Over time, her work has been recognized for its important impact on the nation's understanding of the mistreatment of Native Americans by the United States and prompted discussion on the role of women's voices in history both publicly and academically. However, critics continue to reference the text as a predecessor to Ramona rather than as a text that stands alone.

=== Public response ===
Although there was a good deal of adverse criticism even at the time of its publication, A Century of Dishonor, along with Jackson's many magazine articles, letters to editors, and personal contacts, had an effect, and in March 1887 Congress passed a bill partially rectifying the particular situation of the Ponca people whose cause had first attracted her attention. The Dawes Act was born out of Jackson's efforts and called for the return of Native lands to Native Americans in an act of humanitarian reform, though it did not come close to fully or successfully addressing all of the grievances that Jackson had expressed.
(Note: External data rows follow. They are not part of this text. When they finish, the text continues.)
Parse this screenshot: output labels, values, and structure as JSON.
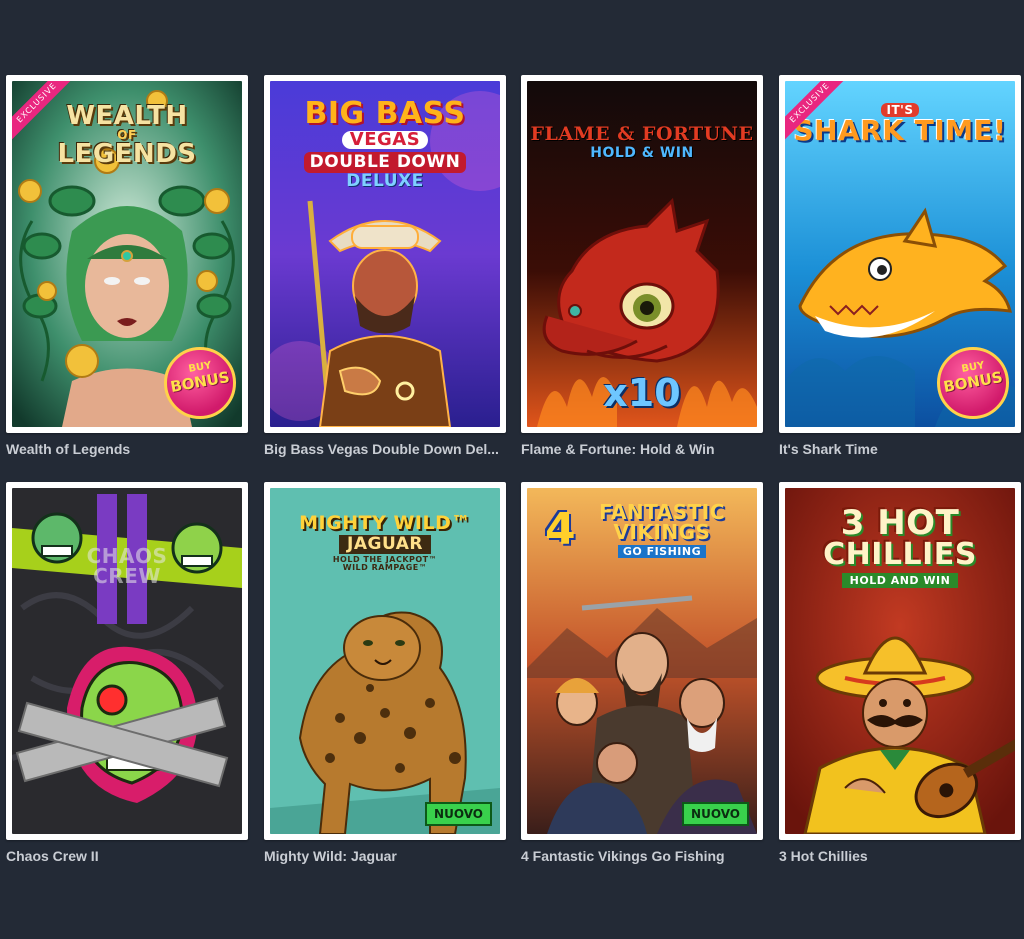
{
  "games": [
    {
      "name": "Wealth of Legends",
      "logo": [
        "WEALTH",
        "OF",
        "LEGENDS"
      ],
      "ribbon": "EXCLUSIVE",
      "badge_top": "BUY",
      "badge_bottom": "BONUS"
    },
    {
      "name": "Big Bass Vegas Double Down Del...",
      "logo": [
        "BIG BASS",
        "VEGAS",
        "DOUBLE DOWN",
        "DELUXE"
      ]
    },
    {
      "name": "Flame & Fortune: Hold & Win",
      "logo": [
        "FLAME & FORTUNE",
        "HOLD & WIN"
      ],
      "multiplier": "x10"
    },
    {
      "name": "It's Shark Time",
      "logo": [
        "IT'S",
        "SHARK TIME!"
      ],
      "ribbon": "EXCLUSIVE",
      "badge_top": "BUY",
      "badge_bottom": "BONUS"
    },
    {
      "name": "Chaos Crew II",
      "logo": [
        "CHAOS",
        "CREW"
      ]
    },
    {
      "name": "Mighty Wild: Jaguar",
      "logo": [
        "MIGHTY WILD™",
        "JAGUAR",
        "HOLD THE JACKPOT™",
        "WILD RAMPAGE™"
      ],
      "new_badge": "NUOVO"
    },
    {
      "name": "4 Fantastic Vikings Go Fishing",
      "logo": [
        "4",
        "FANTASTIC",
        "VIKINGS",
        "GO FISHING"
      ],
      "new_badge": "NUOVO"
    },
    {
      "name": "3 Hot Chillies",
      "logo": [
        "3 HOT",
        "CHILLIES",
        "HOLD AND WIN"
      ]
    }
  ]
}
The New York Evangelist, a periodical that existed for most of the 19th century, wrote a review just after the book was published in which they reiterated Jackson's purpose for writing: to draw attention to the disregard of the rights of Native Americans by the United States government and called on the country to adopt a Christian policy toward Native Americans that was both "just and humane". In addition, for decades after it was published, the reporting that Jackson did in A Century of Dishonor was used to justify arguments against government treatment of Native Americans, especially by the Indian Bureau.
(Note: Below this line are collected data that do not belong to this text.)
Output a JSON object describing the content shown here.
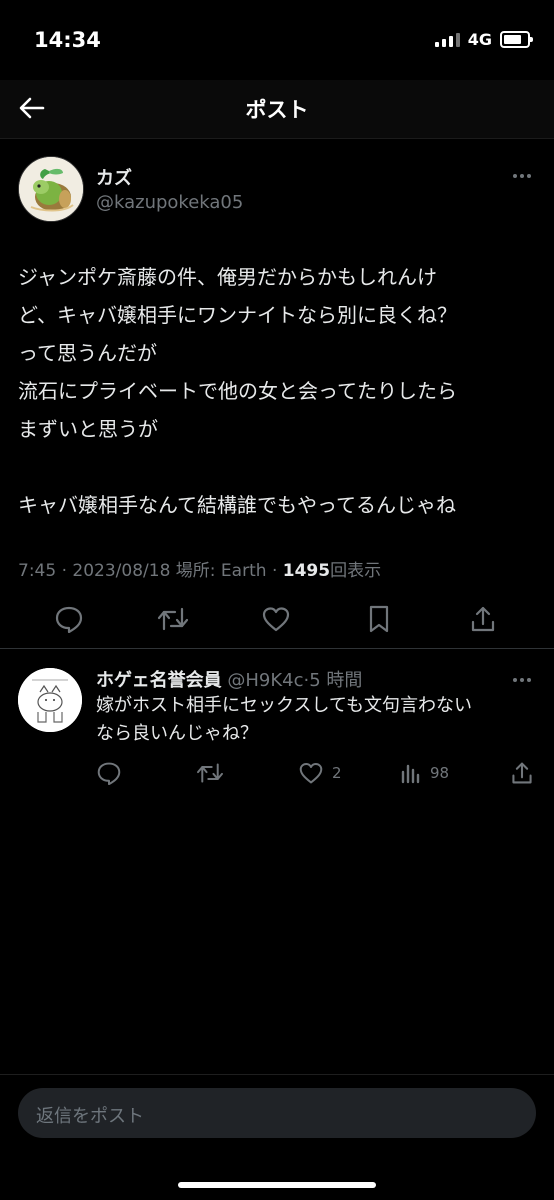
{
  "status_bar": {
    "time": "14:34",
    "network": "4G"
  },
  "header": {
    "title": "ポスト"
  },
  "tweet": {
    "author_name": "カズ",
    "author_handle": "@kazupokeka05",
    "text": "ジャンポケ斎藤の件、俺男だからかもしれんけ\nど、キャバ嬢相手にワンナイトなら別に良くね？\nって思うんだが\n流石にプライベートで他の女と会ってたりしたら\nまずいと思うが\n\nキャバ嬢相手なんて結構誰でもやってるんじゃね",
    "time": "7:45",
    "sep": "·",
    "date": "2023/08/18",
    "location": "場所: Earth",
    "views_count": "1495",
    "views_label": "回表示"
  },
  "reply": {
    "author_name": "ホゲェ名誉会員",
    "author_handle": "@H9K4c",
    "time_ago": "5 時間",
    "text": "嫁がホスト相手にセックスしても文句言わない\nなら良いんじゃね？",
    "likes": "2",
    "views": "98"
  },
  "composer": {
    "placeholder": "返信をポスト"
  },
  "icons": {
    "back": "arrow-left-icon",
    "more": "more-dots-icon",
    "reply": "reply-bubble-icon",
    "repost": "repost-arrows-icon",
    "like": "heart-icon",
    "bookmark": "bookmark-icon",
    "share": "share-upload-icon",
    "views": "bar-chart-icon"
  },
  "colors": {
    "background": "#000000",
    "text": "#e7e9ea",
    "muted": "#71767b",
    "divider": "#2f3336"
  }
}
== Connections to Ramona ==
Many of the articles that mention A Century of Dishonor from the late 19th and early 20th centuries are reviews of Ramona in which A Century of Dishonor is mentioned as its predecessor and that Jackson's journey to write A Century of Dishonor led her from the east coast to California where she found inspiration for the novel. Christine Holbo argues that, 'The divide separating A Century of Dishonor's legalistic human rights activism from the kaleidoscopic and even campy aesthetics of Ramona deserves more attention. Undoubtedly, the two projects shared a common concern for the plight of Native Americans in post-Reconstruction America. But their differences suggest, at the very least, a disconnect between means and ends. To the degree to which Ramona can be read as an appeal on behalf of Native American rights, a continuation of the project laid out in A Century of Dishonor, the novel must be read against its romantic interpretation of mission- and Mexican-era California.'

Valerie Sherer Mathes, in her book Helen Hunt Jackson and Her Indian Reform Legacy, devotes a single chapter to A Century of Dishonor in which she suggests that while the initial response was lacking in enthusiasm, Jackson's "work had definitely acquainted the public with the deplorable condition of the American Indian", but that its greater importance was laying "the groundwork for Jackson's next Indian crusade", Ramona.